Empathy is a skill that allows us to know how others feel or think, so that we can understand their emotions, feelings and intentions. This ability to put yourself in the other’s shoes this allows us to have an adaptive and efficient interaction more easily with their closest social environment.
10. Social skills
Social skills are the tools for socializing with others. People in good mental health, in general, they have satisfactory social relationships and are able to maintain strong bonds with others, They communicate well with strangers and acquaintances, they generally have a pleasant relationship with others on a daily basis, they maintain bonds. Psychologically healthy people enjoy socializing and tend to feel good in the company of others, so social relationships are satisfying for them.

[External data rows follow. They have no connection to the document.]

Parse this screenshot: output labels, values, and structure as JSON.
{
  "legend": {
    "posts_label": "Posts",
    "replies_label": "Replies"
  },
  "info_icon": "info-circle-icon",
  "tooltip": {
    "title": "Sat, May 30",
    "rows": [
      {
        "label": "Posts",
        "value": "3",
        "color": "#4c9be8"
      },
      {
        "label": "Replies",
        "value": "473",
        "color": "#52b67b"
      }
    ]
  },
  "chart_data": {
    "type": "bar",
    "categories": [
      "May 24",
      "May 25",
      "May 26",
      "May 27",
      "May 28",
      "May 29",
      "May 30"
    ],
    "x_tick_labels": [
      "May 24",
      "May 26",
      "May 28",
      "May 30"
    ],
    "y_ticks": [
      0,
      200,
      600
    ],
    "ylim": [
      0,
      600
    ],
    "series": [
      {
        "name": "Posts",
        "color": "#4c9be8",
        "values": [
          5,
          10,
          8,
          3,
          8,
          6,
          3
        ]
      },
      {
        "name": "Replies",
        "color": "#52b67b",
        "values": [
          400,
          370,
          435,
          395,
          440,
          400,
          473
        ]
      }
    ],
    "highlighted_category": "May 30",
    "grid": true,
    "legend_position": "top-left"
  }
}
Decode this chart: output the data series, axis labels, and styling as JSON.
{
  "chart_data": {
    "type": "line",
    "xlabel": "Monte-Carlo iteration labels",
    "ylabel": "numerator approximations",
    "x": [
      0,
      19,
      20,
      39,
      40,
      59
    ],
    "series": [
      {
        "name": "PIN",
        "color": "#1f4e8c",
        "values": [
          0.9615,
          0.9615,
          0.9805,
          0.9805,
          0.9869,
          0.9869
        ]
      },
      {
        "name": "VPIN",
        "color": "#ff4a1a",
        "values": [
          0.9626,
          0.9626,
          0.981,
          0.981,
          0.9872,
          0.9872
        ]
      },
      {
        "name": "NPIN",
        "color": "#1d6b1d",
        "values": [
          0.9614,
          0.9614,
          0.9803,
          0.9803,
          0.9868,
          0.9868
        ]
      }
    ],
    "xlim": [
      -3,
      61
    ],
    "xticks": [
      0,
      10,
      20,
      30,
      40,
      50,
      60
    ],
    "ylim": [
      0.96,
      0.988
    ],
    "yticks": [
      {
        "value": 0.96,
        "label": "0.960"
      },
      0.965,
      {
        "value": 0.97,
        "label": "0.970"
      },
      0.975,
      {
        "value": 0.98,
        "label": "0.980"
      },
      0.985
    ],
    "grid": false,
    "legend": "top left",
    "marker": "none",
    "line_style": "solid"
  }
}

How to improve these features?
It is possible to work on all these characteristics with the help of psychological therapy, be able to be a person in better psychological health and achieve greater psychological well-being on a daily basis. As patients, this will allow us to have more adaptive and healthy bonds with the people around us, to feel better about ourselves and to have more fun every day.
If you don’t have any of these skills, it would be a good idea to go to the psychologist to have good psychological health and achieve greater personal and mental well-being.